Authorization propagation in multi-agent AI systems: identity governance as infrastructure
This paper argues multi-agent systems face a distinct authorization-propagation problem that would persist even if prompt injection were fully solved. It reframes identity governance as foundational infrastructure rather than an afterthought.
AI agents may always fall for prompt injections
Recasting prompt injection through Contextual Integrity theory, this paper argues for an impossibility-style limit on any data/instruction separation defense. The implication is that perfect filtering may be out of reach.
When embedding-based defenses fail: rethinking safety in LLM-based multi-agent systems
This study shows that embedding-based detection of malicious agents collapses once benign and malicious message embeddings overlap. It is a pointed rethink of how safety is enforced in LLM-based multi-agent systems.
Measuring security without fooling ourselves: why benchmarking agents is hard
This position paper catalogs how benchmark vulnerabilities, temporal staleness, and runtime uncertainty undermine agent-security evaluation. It is a caution against trusting clean leaderboard numbers at face value.
Framework
Microsoft open-sources RAMPART and Clarity to secure AI agents during development
Microsoft has open-sourced RAMPART, a framework for testing agents against cross-prompt injection, behavioral regressions, and data exfiltration, alongside its Clarity tooling. The release targets the development phase, before agents ever ship.

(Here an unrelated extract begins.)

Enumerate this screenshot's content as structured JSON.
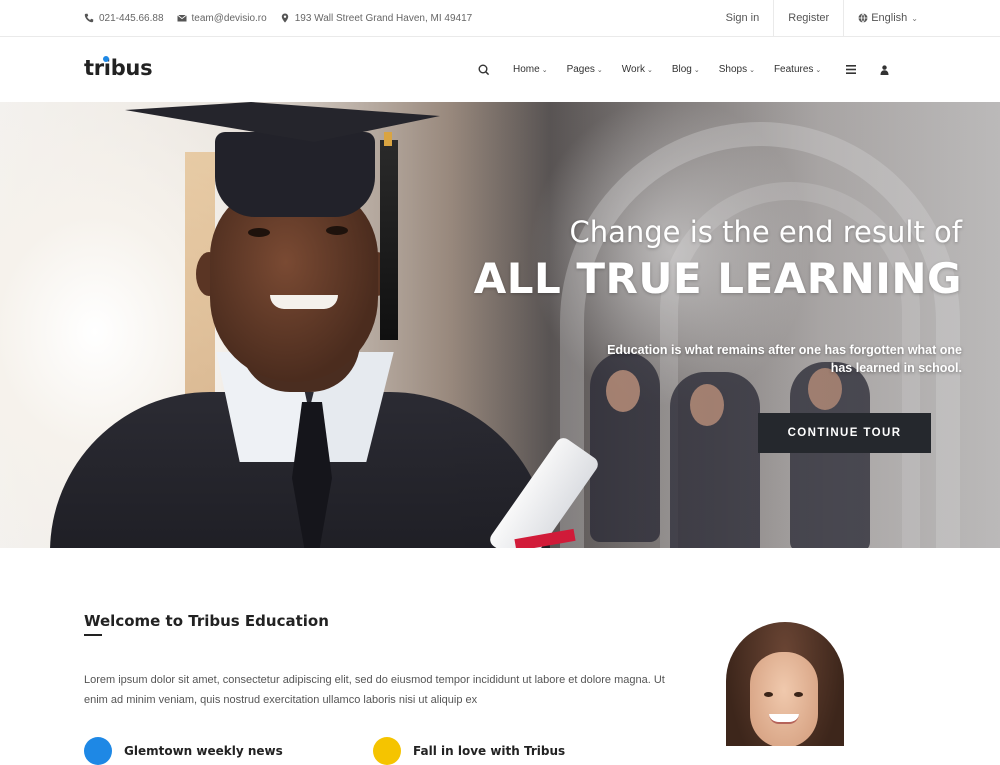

OWASP ASI02: tool misuse and exploitation — the definitive security guide
This is a definitive guide to OWASP ASI02 — tool misuse and exploitation — written for platform engineers, AI builders, and risk managers. It turns an abstract category into concrete defensive practice.
Exploitation
IterInject: indirect prompt injection against LLM agents via feedback-guided iterative optimization
IterInject optimizes indirect prompt-injection payloads iteratively using model feedback rather than fixed, handcrafted strings. The feedback loop steadily sharpens the injection until it succeeds.
Threat modelling
Agentic AI and the industrialization of cyber offense: forecast, consequences, and defensive priorities for enterprises and the Mittelstand
This paper proposes a Three-Channel Agentic Cyber-Risk Model and forecasts how agentic attack and defense dynamics will play out through 2026–2028. It pays particular attention to enterprises and the German Mittelstand.
Article
Agent security is a systems problem
This position paper argues that agent security is fundamentally a systems problem, not a model problem. It backs the claim by cataloging real-world exploits such as terminal hijacking and indirect prompt injection.
What to fix before your agents get hit
An AI agent is only as trustworthy as the weakest thing it is allowed to act on: a file, a tool, a memory, a connected server — and most agents are allowed to act on far too much. Treat every input the agent ingests as potentially hostile and every action it can take as potentially dangerous, then close the gap between those two with real boundaries: least privilege scopes, sandboxed execution, and human review where the blast radius is large. The disclosures around coding agents, MCP servers, and poisoned memory differ in mechanism but rhyme in cause — implicit trust granted somewhere no one was watching. Assume that trust will be abused, instrument your agents so you can see when it is, and design so that a compromised agent is an incident you contain rather than a breach you discover later.